• Ned Tijdschr Geneeskd · Mar 2001

    Review

    [Screening for lung cancer in the Netherlands: the role of spiral CT scan].

    • R J van Klaveren, J D Habbema, H J de Koning, M Oudkerk, R A Damhuis, and H C Hoogsteden.
    • Academisch Ziekenhuis Rotterdam-Dijkzigt, afd. Longziekten, Dr. Molewaterplein 40, 3015 GD Rotterdam. vanklaveren@svlo.azr.nl
    • Ned Tijdschr Geneeskd. 2001 Mar 17; 145 (11): 521-6.
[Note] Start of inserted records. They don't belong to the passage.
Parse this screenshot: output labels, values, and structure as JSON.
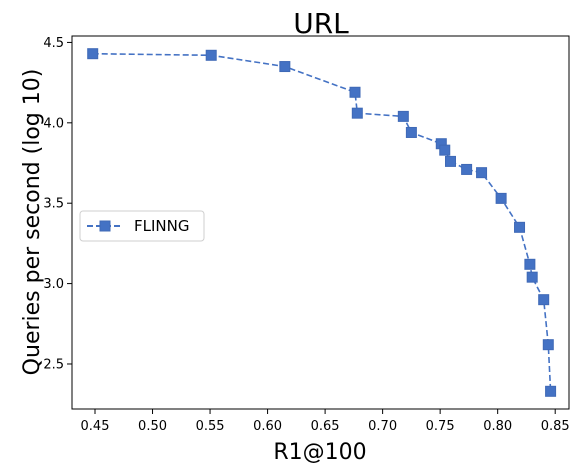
{
  "chart_data": {
    "type": "line",
    "title": "URL",
    "xlabel": "R1@100",
    "ylabel": "Queries per second (log 10)",
    "xlim": [
      0.43,
      0.862
    ],
    "ylim": [
      2.22,
      4.54
    ],
    "xticks": [
      0.45,
      0.5,
      0.55,
      0.6,
      0.65,
      0.7,
      0.75,
      0.8,
      0.85
    ],
    "xtick_labels": [
      "0.45",
      "0.50",
      "0.55",
      "0.60",
      "0.65",
      "0.70",
      "0.75",
      "0.80",
      "0.85"
    ],
    "yticks": [
      2.5,
      3.0,
      3.5,
      4.0,
      4.5
    ],
    "ytick_labels": [
      "2.5",
      "3.0",
      "3.5",
      "4.0",
      "4.5"
    ],
    "grid": false,
    "legend_position": "center-left",
    "series": [
      {
        "name": "FLINNG",
        "color": "#4472c4",
        "marker": "square",
        "linestyle": "dashed",
        "x": [
          0.448,
          0.551,
          0.615,
          0.676,
          0.678,
          0.718,
          0.725,
          0.751,
          0.754,
          0.759,
          0.773,
          0.786,
          0.803,
          0.819,
          0.828,
          0.83,
          0.84,
          0.844,
          0.846
        ],
        "y": [
          4.43,
          4.42,
          4.35,
          4.19,
          4.06,
          4.04,
          3.94,
          3.87,
          3.83,
          3.76,
          3.71,
          3.69,
          3.53,
          3.35,
          3.12,
          3.04,
          2.9,
          2.62,
          2.33
        ]
      }
    ]
  }
}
    AbstractThe very poor prognosis of lung cancer has barely changed in the last two decades despite all efforts. However, prognosis is better when the disease is detected earlier, so that curative surgery or radiotherapy can be applied. Lung cancer screening in the past by chest X-ray did not lead to a decrease in lung cancer mortality, because the chest X-ray has low sensitivity for early invasive stages. With the advent of the low-dose spiral CT scan it has become feasible to detect early invasive stage I lung cancer in 80-90%. Modern screening for lung cancer by spiral CT scan could possibly decrease lung cancer mortality. Despite the first favourable results of screening the question remains whether lung cancer screening will be cost-effective. These questions can only be resolved in a randomised controlled trial with lung cancer mortality as unbiased end-point. Such a study should be initiated in the Netherlands, a country with large experience in screening trials and a good health care system. Only after lung cancer screening has proven to be cost-effective can appropriate implementation be recommended to prevent uncontrolled and opportunistic diffusion of this new screening technique into clinical practice in the near future.